Making sure a critical sensor that will fly aboard NASA’s $1.5 billion Parker Solar Probe will work properly when the spacecraft is being blasted by fierce light and radiation a scant 6.2 million kilometres (3.9 million miles) from the Sun is no small task.
But researchers at the University of Michigan who manage the spacecraft’s Solar Wind Electrons Alphas and Protons investigation – SWEAP – came up with a novel solution. They bought four vintage IMAX movie projectors on eBay for a few thousand dollars each that could be rigged to simulate the expected heat at close range to Earth’s star.

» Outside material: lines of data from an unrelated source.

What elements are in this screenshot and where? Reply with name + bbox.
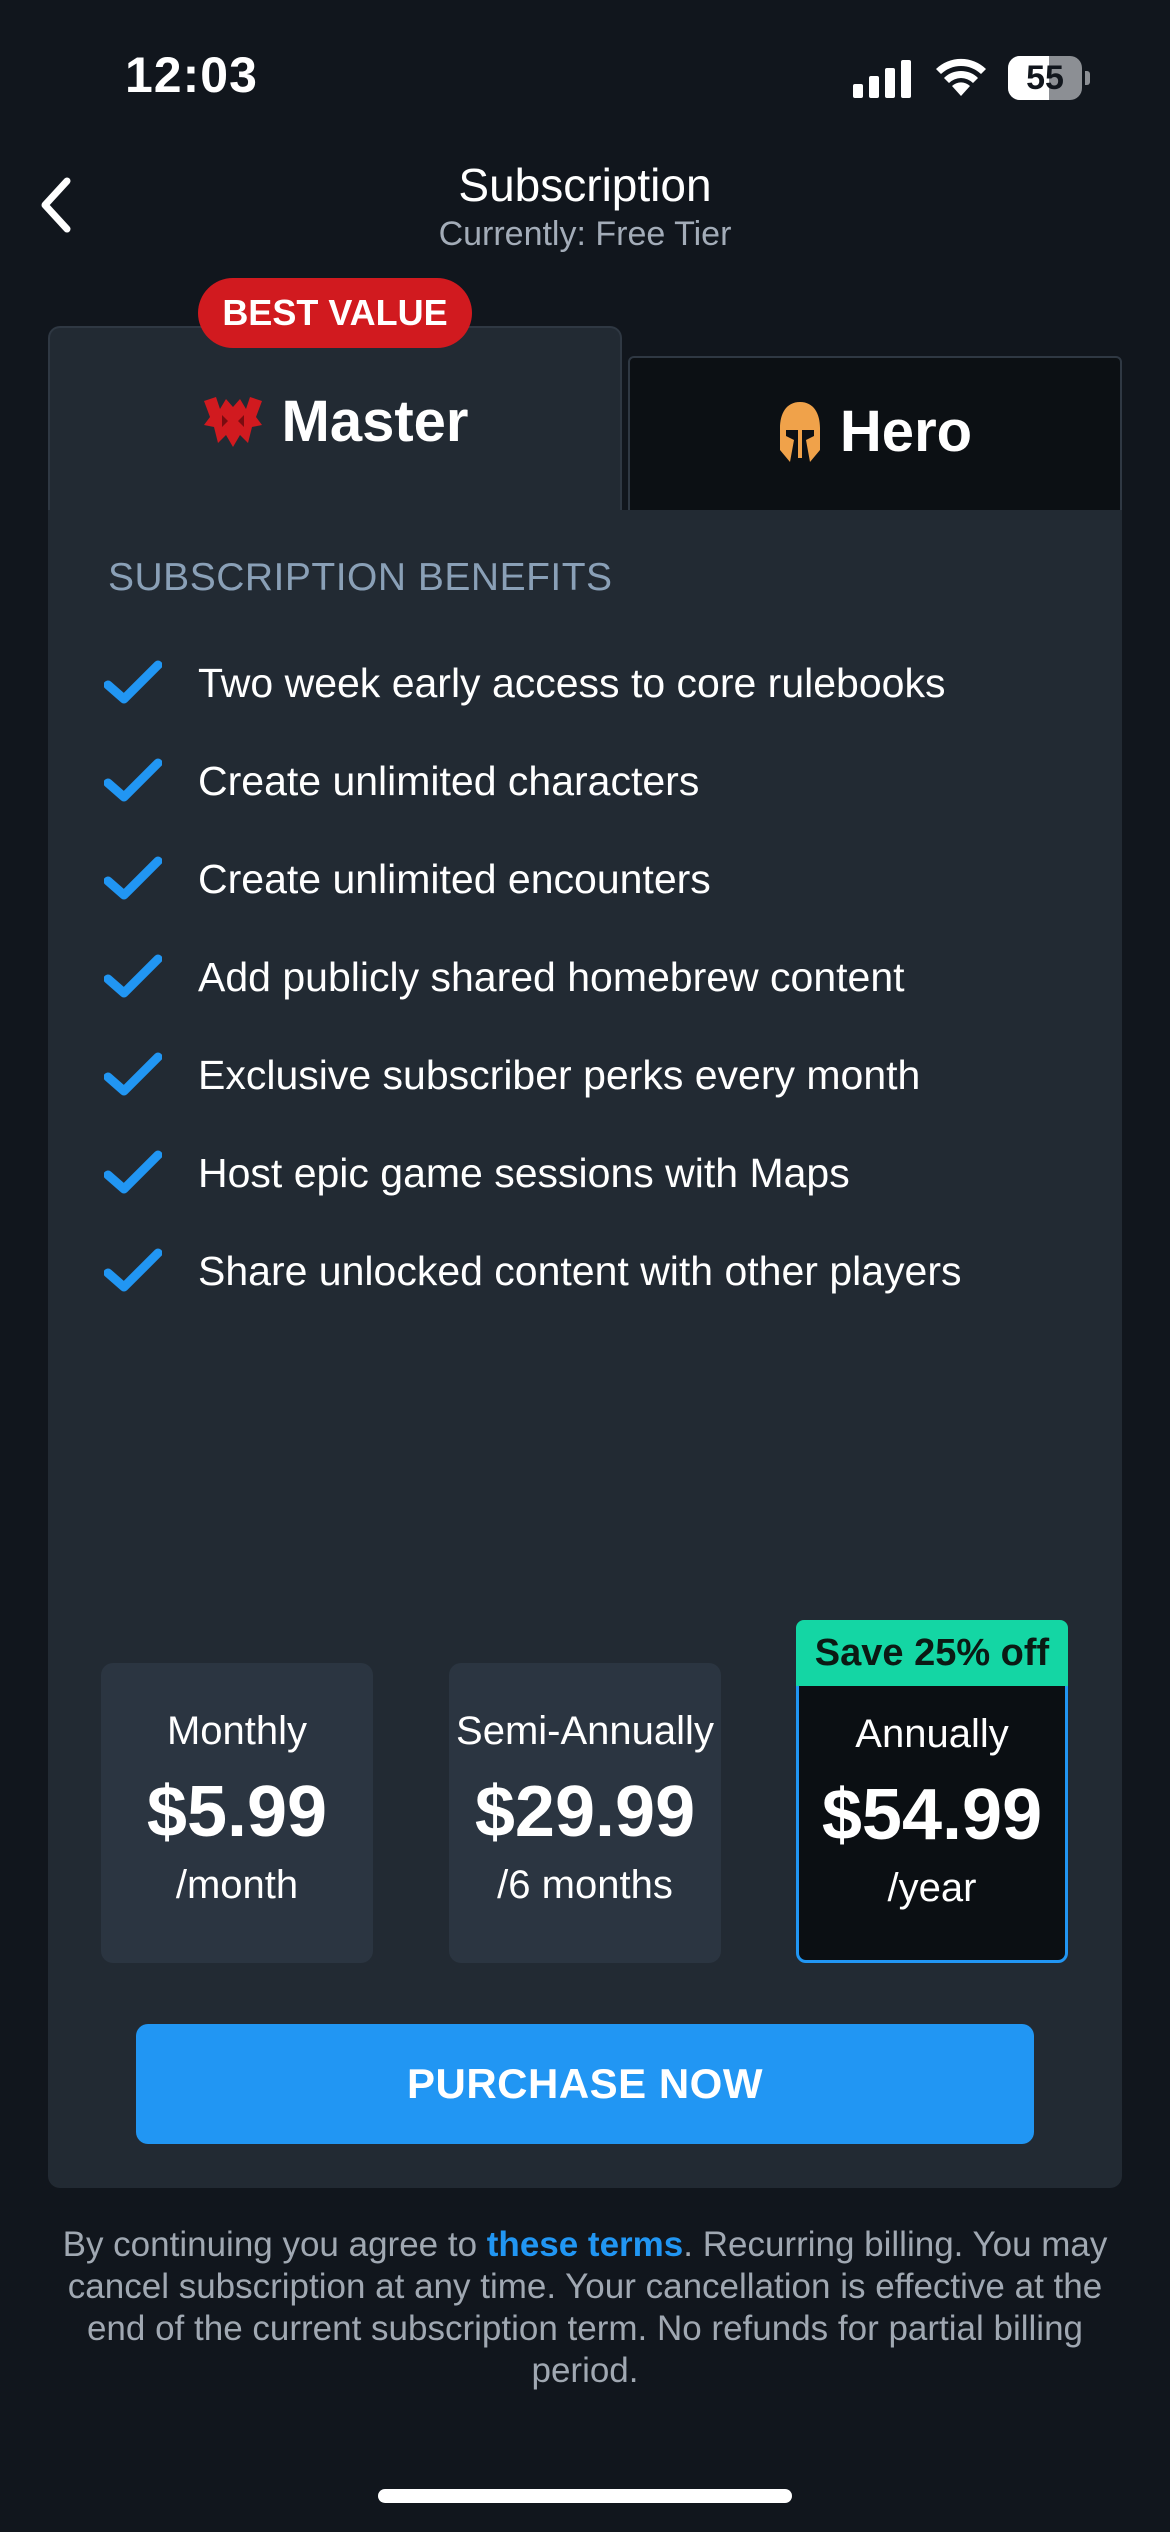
terms-text: By continuing you agree to these terms. … xyxy=(60,2224,1110,2392)
plan-price: $5.99 xyxy=(146,1772,328,1852)
battery-level: 55 xyxy=(1026,59,1064,97)
check-icon xyxy=(104,1052,162,1096)
current-tier-subtitle: Currently: Free Tier xyxy=(438,215,732,253)
benefits-heading: SUBSCRIPTION BENEFITS xyxy=(108,556,613,599)
plan-name: Semi-Annually xyxy=(456,1709,714,1753)
benefit-text: Exclusive subscriber perks every month xyxy=(198,1051,921,1098)
check-icon xyxy=(104,1248,162,1292)
plan-monthly[interactable]: Monthly $5.99 /month xyxy=(101,1663,373,1963)
plan-period: /year xyxy=(887,1866,977,1910)
check-icon xyxy=(104,856,162,900)
benefit-item: Host epic game sessions with Maps xyxy=(104,1143,850,1203)
benefit-item: Share unlocked content with other player… xyxy=(104,1241,962,1301)
benefit-text: Create unlimited encounters xyxy=(198,855,711,902)
benefit-item: Add publicly shared homebrew content xyxy=(104,947,905,1007)
page-title: Subscription xyxy=(458,159,712,211)
helmet-icon xyxy=(779,401,820,462)
check-icon xyxy=(104,758,162,802)
master-emblem-icon xyxy=(203,396,262,447)
terms-prefix: By continuing you agree to xyxy=(62,2225,487,2264)
check-icon xyxy=(104,1150,162,1194)
purchase-button[interactable]: PURCHASE NOW xyxy=(136,2024,1034,2144)
benefit-text: Share unlocked content with other player… xyxy=(198,1247,962,1294)
tab-hero[interactable]: Hero xyxy=(628,356,1122,512)
tab-master-label: Master xyxy=(281,389,469,454)
status-bar: 12:03 55 xyxy=(0,0,1170,150)
check-icon xyxy=(104,954,162,998)
plan-price: $29.99 xyxy=(474,1772,696,1852)
plan-price: $54.99 xyxy=(821,1775,1043,1855)
best-value-badge: BEST VALUE xyxy=(198,278,472,348)
benefit-text: Add publicly shared homebrew content xyxy=(198,953,905,1000)
wifi-icon xyxy=(936,58,986,96)
plan-semi-annually[interactable]: Semi-Annually $29.99 /6 months xyxy=(449,1663,721,1963)
benefit-item: Create unlimited encounters xyxy=(104,849,711,909)
plan-period: /month xyxy=(175,1863,299,1907)
benefit-item: Two week early access to core rulebooks xyxy=(104,653,945,713)
battery-icon: 55 xyxy=(1008,56,1090,100)
benefit-item: Exclusive subscriber perks every month xyxy=(104,1045,920,1105)
save-badge: Save 25% off xyxy=(796,1620,1068,1686)
check-icon xyxy=(104,660,162,704)
tab-hero-label: Hero xyxy=(839,399,973,464)
benefit-text: Host epic game sessions with Maps xyxy=(198,1149,850,1196)
status-time: 12:03 xyxy=(125,47,258,103)
plan-period: /6 months xyxy=(497,1863,673,1907)
benefit-text: Create unlimited characters xyxy=(198,757,700,804)
plan-annually[interactable]: Annually $54.99 /year xyxy=(796,1663,1068,1963)
plan-name: Annually xyxy=(855,1712,1009,1756)
tab-master[interactable]: Master xyxy=(48,326,622,526)
benefit-text: Two week early access to core rulebooks xyxy=(198,659,946,706)
terms-link[interactable]: these terms xyxy=(487,2225,683,2264)
cellular-signal-icon xyxy=(853,60,911,98)
benefit-item: Create unlimited characters xyxy=(104,751,699,811)
home-indicator[interactable] xyxy=(378,2489,792,2503)
plan-name: Monthly xyxy=(166,1709,308,1753)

The SWEAP sensor, known as a Faraday cup, was mounted in a vacuum chamber at the Smithsonian Astrophysical Observatory in Cambridge, Mass., that was pumped down to one-billionth of an atmosphere. The light from the four projectors was directed into the chamber and onto the Faraday cup.
“It turns out a movie theatre bulb on an IMAX projector runs at about the same 5,700 degrees Kelvin, the same effective temperature as the surface of the Sun,” Justin Kasper, the instrument’s principal investigator at the University of Michigan, said in a release. “And it gives off nearly the same spectrum of light as the surface.”
The IMAX projectors provided the blazing heat and light while an ion gun was used to beam electrically charged particles into the chamber to simulate the solar wind. And the instrument worked as expected, a final hurdle on the way to launch July 31.
“Watching the instrument track the signal from the ion beam as if it was plasma flowing from the Sun was a thrilling preview of what we will see with Parker Solar Probe,” Kasper said.
Once launched, the Parker Solar Probe will execute seven flybys of Venus over nearly seven years to reach its intended elliptical orbit well inside that of Mercury. Operating behind a 4.5-inch-thick carbon composite shield, the spacecraft’s four instruments will study the plasma environment around the Sun, electric and magnetic fields and the charged particles streaming away in the solar wind.
Major objectives of the mission are to help scientists understand the mechanisms responsible for heating the Sun’s corona to million-degree temperatures and how the solar wind and charged particles are accelerated.
A better understanding of those processes should help researchers improve solar weather forecasting in the wake of coronal mass ejections and other phenomena that can adversely affect satellites, GPS and radio communications and, in some cases, disrupt power grids.